Keats's greatest works were written in the late 1810s, among them Lamia, The Eve of St. Agnes, the great odes and two versions of Hyperion. He worked briefly as a theatrical critic for The Champion, spent summer of 1818 touring the Lakes, Scotland and Northern Ireland. After returning to London he spent the next three months attending his brother Tom, who was seriously ill with tuberculosis.

After Tom's death in December, Keats moved to Hampstead to live with Charles Brown. Soon he fell in love with Fanny Brown, the daughter of a widowed neighbor, and they were betrothed. In the winter of 1818-19 he worked mainly on Hyperion and The Eve of St Agnes. In 1819 Keats finished Lamia, and wrote another version of Hyperion, called The Fall of Hyperion. His famous poem 'Ode on a Grecian Urn' was inspired by a Wedgwood copy of a Roman copy of a Greek vase.

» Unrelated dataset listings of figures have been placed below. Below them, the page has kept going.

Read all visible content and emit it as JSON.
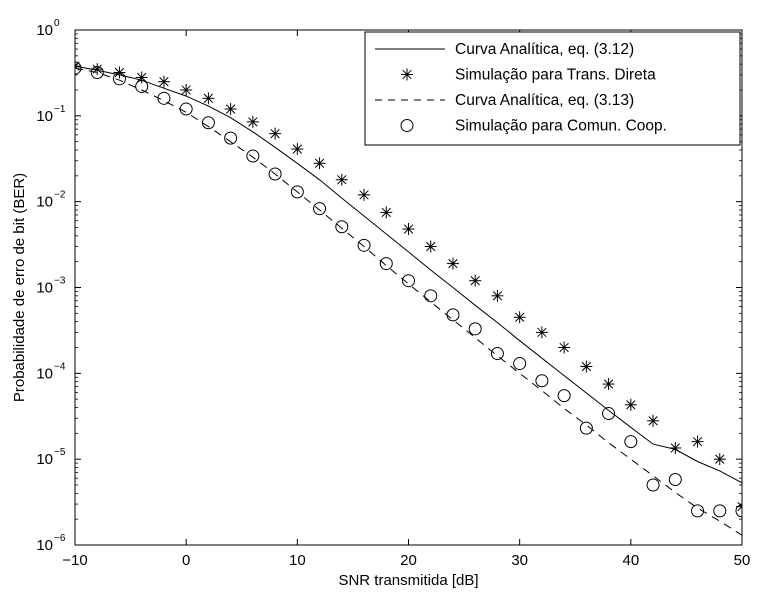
{
  "chart_data": {
    "type": "line",
    "xlabel": "SNR transmitida [dB]",
    "ylabel": "Probabilidade de erro de bit (BER)",
    "xlim": [
      -10,
      50
    ],
    "ylim": [
      1e-06,
      1
    ],
    "yscale": "log",
    "x_ticks": [
      -10,
      0,
      10,
      20,
      30,
      40,
      50
    ],
    "x_tick_labels": [
      "−10",
      "0",
      "10",
      "20",
      "30",
      "40",
      "50"
    ],
    "y_tick_exponents": [
      0,
      -1,
      -2,
      -3,
      -4,
      -5,
      -6
    ],
    "y_tick_base": "10",
    "y_tick_labels": [
      "0",
      "−1",
      "−2",
      "−3",
      "−4",
      "−5",
      "−6"
    ],
    "legend_position": "top-right",
    "series": [
      {
        "name": "Curva Analítica, eq. (3.12)",
        "style": "solid-line",
        "x": [
          -10,
          -8,
          -6,
          -4,
          -2,
          0,
          2,
          4,
          6,
          8,
          10,
          12,
          14,
          16,
          18,
          20,
          22,
          24,
          26,
          28,
          30,
          32,
          34,
          36,
          38,
          40,
          42,
          44,
          46,
          48,
          50
        ],
        "y": [
          0.38,
          0.34,
          0.3,
          0.26,
          0.21,
          0.17,
          0.13,
          0.095,
          0.065,
          0.043,
          0.028,
          0.018,
          0.011,
          0.0068,
          0.0042,
          0.0026,
          0.0016,
          0.001,
          0.00062,
          0.00039,
          0.00024,
          0.00015,
          9.4e-05,
          5.9e-05,
          3.7e-05,
          2.35e-05,
          1.5e-05,
          1.3e-05,
          9.4e-06,
          7.3e-06,
          5.3e-06
        ]
      },
      {
        "name": "Simulação para Trans. Direta",
        "style": "asterisk",
        "x": [
          -10,
          -8,
          -6,
          -4,
          -2,
          0,
          2,
          4,
          6,
          8,
          10,
          12,
          14,
          16,
          18,
          20,
          22,
          24,
          26,
          28,
          30,
          32,
          34,
          36,
          38,
          40,
          42,
          44,
          46,
          48,
          50
        ],
        "y": [
          0.38,
          0.35,
          0.32,
          0.28,
          0.25,
          0.2,
          0.16,
          0.12,
          0.085,
          0.062,
          0.041,
          0.028,
          0.018,
          0.012,
          0.0075,
          0.0048,
          0.003,
          0.0019,
          0.0012,
          0.0008,
          0.00045,
          0.0003,
          0.0002,
          0.00012,
          7.5e-05,
          4.3e-05,
          2.8e-05,
          1.35e-05,
          1.6e-05,
          1e-05,
          2.8e-06
        ]
      },
      {
        "name": "Curva Analítica, eq. (3.13)",
        "style": "dashed-line",
        "x": [
          -10,
          -8,
          -6,
          -4,
          -2,
          0,
          2,
          4,
          6,
          8,
          10,
          12,
          14,
          16,
          18,
          20,
          22,
          24,
          26,
          28,
          30,
          32,
          34,
          36,
          38,
          40,
          42,
          44,
          46,
          48,
          50
        ],
        "y": [
          0.36,
          0.32,
          0.26,
          0.2,
          0.15,
          0.11,
          0.075,
          0.05,
          0.033,
          0.021,
          0.013,
          0.008,
          0.0049,
          0.003,
          0.0018,
          0.0011,
          0.00068,
          0.00042,
          0.00026,
          0.00016,
          0.0001,
          6.3e-05,
          3.9e-05,
          2.5e-05,
          1.55e-05,
          1e-05,
          6.4e-06,
          4.1e-06,
          2.7e-06,
          1.9e-06,
          1.3e-06
        ]
      },
      {
        "name": "Simulação para Comun. Coop.",
        "style": "circle",
        "x": [
          -10,
          -8,
          -6,
          -4,
          -2,
          0,
          2,
          4,
          6,
          8,
          10,
          12,
          14,
          16,
          18,
          20,
          22,
          24,
          26,
          28,
          30,
          32,
          34,
          36,
          38,
          40,
          42,
          44,
          46,
          48,
          50
        ],
        "y": [
          0.36,
          0.32,
          0.27,
          0.22,
          0.16,
          0.12,
          0.083,
          0.055,
          0.034,
          0.021,
          0.013,
          0.0083,
          0.0051,
          0.0031,
          0.0019,
          0.0012,
          0.0008,
          0.00048,
          0.00033,
          0.00017,
          0.00013,
          8.2e-05,
          5.5e-05,
          2.3e-05,
          3.4e-05,
          1.6e-05,
          5e-06,
          5.8e-06,
          2.5e-06,
          2.5e-06,
          2.5e-06
        ]
      }
    ]
  }
}
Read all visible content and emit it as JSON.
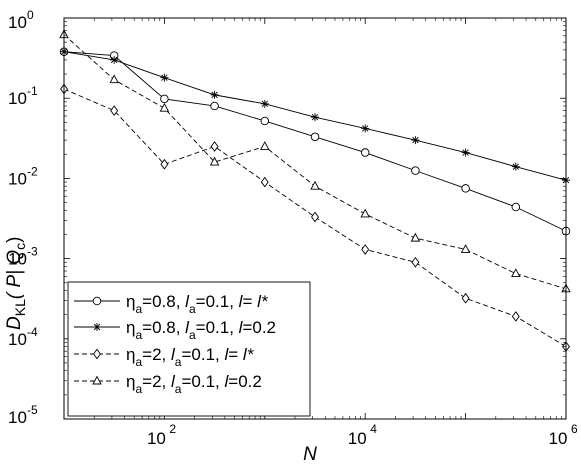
{
  "chart_data": {
    "type": "line",
    "x_scale": "log",
    "y_scale": "log",
    "xlim": [
      10,
      1000000
    ],
    "ylim": [
      1e-05,
      1
    ],
    "x_ticks": [
      {
        "value": 100,
        "base": "10",
        "exp": "2"
      },
      {
        "value": 10000,
        "base": "10",
        "exp": "4"
      },
      {
        "value": 1000000,
        "base": "10",
        "exp": "6"
      }
    ],
    "y_ticks": [
      {
        "value": 1,
        "base": "10",
        "exp": "0"
      },
      {
        "value": 0.1,
        "base": "10",
        "exp": "-1"
      },
      {
        "value": 0.01,
        "base": "10",
        "exp": "-2"
      },
      {
        "value": 0.001,
        "base": "10",
        "exp": "-3"
      },
      {
        "value": 0.0001,
        "base": "10",
        "exp": "-4"
      },
      {
        "value": 1e-05,
        "base": "10",
        "exp": "-5"
      }
    ],
    "xlabel": "N",
    "ylabel": {
      "main": "D",
      "sub": "KL",
      "paren": "( P| Q",
      "sub2": "c",
      "close": ")"
    },
    "legend_position": "bottom-left",
    "grid": false,
    "series": [
      {
        "label": [
          {
            "t": "η"
          },
          {
            "t": "a",
            "sub": true
          },
          {
            "t": "=0.8,  "
          },
          {
            "t": "l",
            "italic": true
          },
          {
            "t": "a",
            "sub": true
          },
          {
            "t": "=0.1,  "
          },
          {
            "t": "l",
            "italic": true
          },
          {
            "t": "= "
          },
          {
            "t": "l*",
            "italic": true
          }
        ],
        "marker": "circle",
        "dash": "solid",
        "color": "#000000",
        "x": [
          10,
          31.6,
          100,
          316,
          1000,
          3162,
          10000,
          31623,
          100000,
          316228,
          1000000
        ],
        "y": [
          0.38,
          0.34,
          0.098,
          0.08,
          0.052,
          0.033,
          0.021,
          0.0125,
          0.0075,
          0.0044,
          0.0022
        ]
      },
      {
        "label": [
          {
            "t": "η"
          },
          {
            "t": "a",
            "sub": true
          },
          {
            "t": "=0.8,  "
          },
          {
            "t": "l",
            "italic": true
          },
          {
            "t": "a",
            "sub": true
          },
          {
            "t": "=0.1,  "
          },
          {
            "t": "l",
            "italic": true
          },
          {
            "t": "=0.2"
          }
        ],
        "marker": "star",
        "dash": "solid",
        "color": "#000000",
        "x": [
          10,
          31.6,
          100,
          316,
          1000,
          3162,
          10000,
          31623,
          100000,
          316228,
          1000000
        ],
        "y": [
          0.38,
          0.3,
          0.18,
          0.11,
          0.085,
          0.058,
          0.042,
          0.03,
          0.021,
          0.014,
          0.0095
        ]
      },
      {
        "label": [
          {
            "t": "η"
          },
          {
            "t": "a",
            "sub": true
          },
          {
            "t": "=2,  "
          },
          {
            "t": "l",
            "italic": true
          },
          {
            "t": "a",
            "sub": true
          },
          {
            "t": "=0.1,  "
          },
          {
            "t": "l",
            "italic": true
          },
          {
            "t": "= "
          },
          {
            "t": "l*",
            "italic": true
          }
        ],
        "marker": "diamond",
        "dash": "dashed",
        "color": "#000000",
        "x": [
          10,
          31.6,
          100,
          316,
          1000,
          3162,
          10000,
          31623,
          100000,
          316228,
          1000000
        ],
        "y": [
          0.13,
          0.07,
          0.015,
          0.025,
          0.009,
          0.0033,
          0.0013,
          0.0009,
          0.00032,
          0.00019,
          8e-05
        ]
      },
      {
        "label": [
          {
            "t": "η"
          },
          {
            "t": "a",
            "sub": true
          },
          {
            "t": "=2,  "
          },
          {
            "t": "l",
            "italic": true
          },
          {
            "t": "a",
            "sub": true
          },
          {
            "t": "=0.1,  "
          },
          {
            "t": "l",
            "italic": true
          },
          {
            "t": "=0.2"
          }
        ],
        "marker": "triangle",
        "dash": "dashed",
        "color": "#000000",
        "x": [
          10,
          31.6,
          100,
          316,
          1000,
          3162,
          10000,
          31623,
          100000,
          316228,
          1000000
        ],
        "y": [
          0.62,
          0.17,
          0.075,
          0.016,
          0.025,
          0.008,
          0.0036,
          0.0018,
          0.0013,
          0.00065,
          0.00042
        ]
      }
    ]
  }
}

In 1820 appeared the second volume of Keats poems. It gained a huge critical success. However, Keats was suffering at that time from tuberculosis. His poems were marked with sadness partly because he was too poor to marry Fanny Brawne. Keats broke off his engagement and began what he called a “posthumous existence.” When his condition gradually worsened, he sailed for Italy in September with the painter Joseph Severn, to escape England's cold winter. Declining Shelley's invitation to join him at Pisa, Keats went to Rome, where he took up residence in rooms overlooking the Piazza di Spagna. He died in Rome at the age of 25, on February 23, 1821, and was buried in the Protestant Cemetery.

John Keats. On the Grasshopper and Cricket

The poetry of earth is never dead:

When all the birds are faint with the hot sun,

And hide in cooling trees, a voice will run

From hedge to hedge about the new-mown mead;

That is the Grasshopper's – he takes the lead

In summer luxury, – he has never done

With his delights; for when tired out with fun

He rests at ease beneath some pleasant weed.

The poetry of earth is ceasing never:

On a lone winter evening, when the frost

Has wrought a silence, from the stove there shrills

The Cricket's song, in warmth increasing ever,

And seems to one in drowsiness half lost,

The Grasshopper's among some grassy hills.